Configuration for OmniVoice model in vLLM-Omni.

This mirrors the HuggingFace OmniVoiceConfig but adds fields needed for the two-stage serving pipeline.

audio_codebook_weights instance-attribute

audio_codebook_weights = getattr(
    self, "audio_codebook_weights", [8, 8, 6, 6, 4, 4, 2, 2]
)

audio_mask_id instance-attribute

audio_mask_id = getattr(self, 'audio_mask_id', 1024)

audio_vocab_size instance-attribute

audio_vocab_size = getattr(self, 'audio_vocab_size', 1025)

class_temperature instance-attribute

class_temperature = getattr(self, 'class_temperature', 0.0)

cuda_graph_capture_sizes instance-attribute

cuda_graph_capture_sizes = getattr(
    self,
    "cuda_graph_capture_sizes",
    [128, 192, 256, 320, 384, 448, 512, 640, 768, 1024],
)

enable_cuda_graph instance-attribute

enable_cuda_graph = getattr(
    self,
    "enable_cuda_graph",
    get("OMNIVOICE_CUDA_GRAPH", "1") != "0",
)

frame_rate instance-attribute

frame_rate = getattr(self, 'frame_rate', 25)
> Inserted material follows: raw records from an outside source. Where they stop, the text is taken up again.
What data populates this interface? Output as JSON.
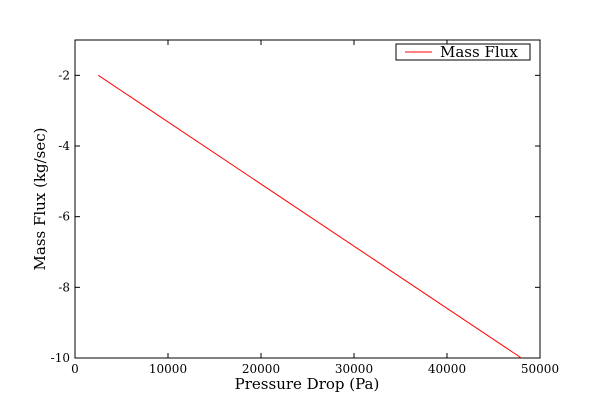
{
  "chart_data": {
    "type": "line",
    "xlabel": "Pressure Drop (Pa)",
    "ylabel": "Mass Flux (kg/sec)",
    "xlim": [
      0,
      50000
    ],
    "ylim": [
      -10,
      -1
    ],
    "x_ticks": [
      0,
      10000,
      20000,
      30000,
      40000,
      50000
    ],
    "y_ticks": [
      -2,
      -4,
      -6,
      -8,
      -10
    ],
    "grid": false,
    "legend_position": "top-right",
    "series": [
      {
        "name": "Mass Flux",
        "color": "#ff0000",
        "x": [
          2500,
          48000
        ],
        "y": [
          -2,
          -10
        ]
      }
    ]
  }
}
guidance_scale instance-attribute

guidance_scale = getattr(self, 'guidance_scale', 2.0)

head_dim instance-attribute

head_dim = llm_head_dim

hidden_size instance-attribute

hidden_size = llm_hidden_size

layer_penalty_factor instance-attribute

layer_penalty_factor = getattr(
    self, "layer_penalty_factor", 5.0
)

llm_head_dim instance-attribute

llm_head_dim = get(
    "head_dim", llm_hidden_size // llm_num_attention_heads
)

llm_hidden_size instance-attribute

llm_hidden_size = get('hidden_size', 1024)
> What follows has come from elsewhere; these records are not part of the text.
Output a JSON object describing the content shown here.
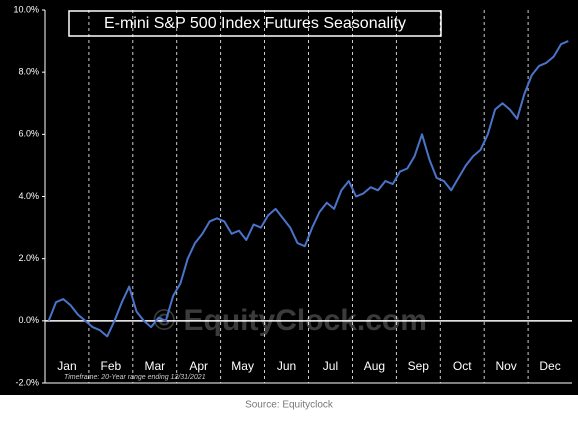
{
  "chart_data": {
    "type": "line",
    "title": "E-mini S&P 500 Index Futures Seasonality",
    "watermark": "© EquityClock.com",
    "note": "Timeframe:   20-Year range ending 12/31/2021",
    "source": "Source: Equityclock",
    "categories": [
      null,
      null,
      null,
      "Jan",
      null,
      null,
      null,
      null,
      null,
      "Feb",
      null,
      null,
      null,
      null,
      null,
      "Mar",
      null,
      null,
      null,
      null,
      null,
      "Apr",
      null,
      null,
      null,
      null,
      null,
      "May",
      null,
      null,
      null,
      null,
      null,
      "Jun",
      null,
      null,
      null,
      null,
      null,
      "Jul",
      null,
      null,
      null,
      null,
      null,
      "Aug",
      null,
      null,
      null,
      null,
      null,
      "Sep",
      null,
      null,
      null,
      null,
      null,
      "Oct",
      null,
      null,
      null,
      null,
      null,
      "Nov",
      null,
      null,
      null,
      null,
      null,
      "Dec",
      null,
      null
    ],
    "series": [
      {
        "name": "Seasonality",
        "color": "#4a74c9",
        "values": [
          0,
          0.6,
          0.7,
          0.5,
          0.2,
          0.0,
          -0.2,
          -0.3,
          -0.5,
          0.0,
          0.6,
          1.1,
          0.3,
          0.0,
          -0.2,
          0.1,
          0.0,
          0.8,
          1.2,
          2.0,
          2.5,
          2.8,
          3.2,
          3.3,
          3.2,
          2.8,
          2.9,
          2.6,
          3.1,
          3.0,
          3.4,
          3.6,
          3.3,
          3.0,
          2.5,
          2.4,
          3.0,
          3.5,
          3.8,
          3.6,
          4.2,
          4.5,
          4.0,
          4.1,
          4.3,
          4.2,
          4.5,
          4.4,
          4.8,
          4.9,
          5.3,
          6.0,
          5.2,
          4.6,
          4.5,
          4.2,
          4.6,
          5.0,
          5.3,
          5.5,
          6.0,
          6.8,
          7.0,
          6.8,
          6.5,
          7.3,
          7.9,
          8.2,
          8.3,
          8.5,
          8.9,
          9.0
        ]
      }
    ],
    "ylim": [
      -2,
      10
    ],
    "yticks": [
      {
        "value": -2,
        "label": "-2.0%"
      },
      {
        "value": 0,
        "label": "0.0%"
      },
      {
        "value": 2,
        "label": "2.0%"
      },
      {
        "value": 4,
        "label": "4.0%"
      },
      {
        "value": 6,
        "label": "6.0%"
      },
      {
        "value": 8,
        "label": "8.0%"
      },
      {
        "value": 10,
        "label": "10.0%"
      }
    ],
    "grid": false
  }
}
llm_intermediate_size instance-attribute

llm_intermediate_size = get('intermediate_size', 3072)

llm_max_position_embeddings instance-attribute

llm_max_position_embeddings = get(
    "max_position_embeddings", 40960
)

llm_num_attention_heads instance-attribute

llm_num_attention_heads = get('num_attention_heads', 16)

llm_num_hidden_layers instance-attribute

llm_num_hidden_layers = get('num_hidden_layers', 28)

llm_num_key_value_heads instance-attribute

llm_num_key_value_heads = get('num_key_value_heads', 8)

llm_rms_norm_eps instance-attribute

llm_rms_norm_eps = get('rms_norm_eps', 1e-06)

llm_rope_theta instance-attribute

llm_rope_theta = get('rope_theta', 1000000.0)

llm_vocab_size instance-attribute

llm_vocab_size = get('vocab_size', 151676)

model_type class-attribute instance-attribute

model_type = 'omnivoice'

num_attention_heads instance-attribute

num_attention_heads = llm_num_attention_heads

num_audio_codebook instance-attribute

num_audio_codebook = getattr(self, 'num_audio_codebook', 8)

num_hidden_layers instance-attribute

num_hidden_layers = llm_num_hidden_layers

num_key_value_heads instance-attribute

num_key_value_heads = llm_num_key_value_heads

num_step instance-attribute

num_step = getattr(self, 'num_step', 32)

position_temperature instance-attribute

position_temperature = getattr(
    self, "position_temperature", 5.0
)

sample_rate instance-attribute

sample_rate = getattr(self, 'sample_rate', 24000)

speculative_config instance-attribute

speculative_config = None

t_shift instance-attribute

t_shift = getattr(self, 't_shift', 0.1)

vocab_size instance-attribute

vocab_size = llm_vocab_size

get_text_config

get_text_config(**kwargs)

Return self so vLLM uses our top-level config (which has num_attention_heads etc.) instead of trying to extract a sub-config.